A tale of two worlds: Documentation versus clinical care

Dec. 21, 2018 / By Cheryl Manchenton, RN

Happy Holidays!  Sorry this is not a Charles Dicken’s Christmas story, but it does reflect an equally powerful story: A Tale of Two Cities. This Dickens novel has a well-known line: “It was the best of times, it was the worst of times.” One of the key themes of A Tale of Two Cities is the deep friendship and collaboration between two of the main characters. They are in many ways very different from each other, but the connection between the two main characters is ultimately what made for the best outcome (at least for one of them).

So, let’s apply that idea to mortality outcomes. Quality staff can’t control documentation and CDI/coding staff can’t control quality of care, but hospitals are challenged with improving their mortality profile and CMS star rating on mortality. Often, the two groups are working in silos or in adversarial relationships.  But should they be? 

Instead of pointing fingers, let’s think about what each department brings to the table for improving quality. The quality department can engage providers regarding the very public reporting of mortality as well as collaborate on changes in patient care that may improve outcomes. But there is also a need for an accurate record:

  1. To ensure we are not reporting conditions that did not occur.
  2. To ensure we are representing our total population’s clinical picture, including the overall severity of illness (SOI) and risk of mortality (ROM).

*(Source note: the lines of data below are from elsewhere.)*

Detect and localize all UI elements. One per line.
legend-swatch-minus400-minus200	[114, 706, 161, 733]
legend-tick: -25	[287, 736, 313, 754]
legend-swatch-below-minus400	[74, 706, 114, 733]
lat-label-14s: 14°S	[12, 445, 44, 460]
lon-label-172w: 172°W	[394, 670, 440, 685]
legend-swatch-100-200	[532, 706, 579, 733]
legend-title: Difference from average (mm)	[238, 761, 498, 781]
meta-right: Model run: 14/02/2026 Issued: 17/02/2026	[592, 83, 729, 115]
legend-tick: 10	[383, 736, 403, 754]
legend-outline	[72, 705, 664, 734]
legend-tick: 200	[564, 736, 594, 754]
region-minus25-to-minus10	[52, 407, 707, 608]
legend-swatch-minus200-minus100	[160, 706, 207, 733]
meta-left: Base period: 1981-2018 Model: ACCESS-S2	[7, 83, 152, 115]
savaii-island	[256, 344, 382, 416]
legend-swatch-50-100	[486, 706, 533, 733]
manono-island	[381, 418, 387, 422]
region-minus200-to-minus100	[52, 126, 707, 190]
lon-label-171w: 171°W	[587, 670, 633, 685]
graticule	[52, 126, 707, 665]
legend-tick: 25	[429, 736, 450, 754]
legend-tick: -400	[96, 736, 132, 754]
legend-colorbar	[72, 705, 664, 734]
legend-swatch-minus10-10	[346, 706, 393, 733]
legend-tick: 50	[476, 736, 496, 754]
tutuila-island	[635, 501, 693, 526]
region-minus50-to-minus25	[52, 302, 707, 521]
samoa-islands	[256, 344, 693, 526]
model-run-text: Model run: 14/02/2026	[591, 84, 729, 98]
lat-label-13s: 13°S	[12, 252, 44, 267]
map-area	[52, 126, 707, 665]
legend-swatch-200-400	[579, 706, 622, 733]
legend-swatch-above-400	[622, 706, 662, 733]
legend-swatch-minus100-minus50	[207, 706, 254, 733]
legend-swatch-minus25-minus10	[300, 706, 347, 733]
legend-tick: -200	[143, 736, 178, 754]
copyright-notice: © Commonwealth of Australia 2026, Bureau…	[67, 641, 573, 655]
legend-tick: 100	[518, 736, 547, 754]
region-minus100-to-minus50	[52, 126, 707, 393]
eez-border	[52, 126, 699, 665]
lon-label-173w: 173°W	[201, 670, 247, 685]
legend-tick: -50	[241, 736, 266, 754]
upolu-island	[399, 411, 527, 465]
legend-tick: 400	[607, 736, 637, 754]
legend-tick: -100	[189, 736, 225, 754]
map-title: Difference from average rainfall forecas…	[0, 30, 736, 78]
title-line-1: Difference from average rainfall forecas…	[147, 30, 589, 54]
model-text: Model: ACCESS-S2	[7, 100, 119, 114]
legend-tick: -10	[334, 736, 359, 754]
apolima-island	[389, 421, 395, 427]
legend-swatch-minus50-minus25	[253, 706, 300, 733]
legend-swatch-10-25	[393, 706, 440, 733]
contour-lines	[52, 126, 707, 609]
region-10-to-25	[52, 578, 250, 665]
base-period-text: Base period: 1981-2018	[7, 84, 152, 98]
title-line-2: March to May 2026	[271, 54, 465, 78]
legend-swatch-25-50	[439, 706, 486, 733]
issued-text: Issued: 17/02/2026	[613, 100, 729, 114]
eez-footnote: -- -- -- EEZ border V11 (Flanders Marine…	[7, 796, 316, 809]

No single department has what is needed to completely explain or reflect the quality of care provided. Consider the following four-pronged approach:

  1. Full capture by coding of all reportable conditions that meet UHDDS reporting requirements.
  2. Consideration by HIM of holding cases with low SOI or ROM for pre-bill review to ensure no opportunities are available to capture or query for conditions that will impact SOI/ROM or profiling methodologies.
  3. Increased querying by CDI beyond financials to show expected ROM. This will provide a little room when the observed death rate is encroaching on or exceeding expected mortality.
  4. Engaged providers who will respond when asked to fully document or additionally document even when it doesn’t “make sense.”

And let’s also collaborate and share our current efforts to avoid the blame-game when mortality scores are not optimal.

It really isn’t the best nor the worst of times. When all of us do our part, we can improve the quality of care and obtain an accurate reflection of quality and mortality. 

Cheryl Manchenton is a senior inpatient consultant and project manager for 3M Health Information Systems.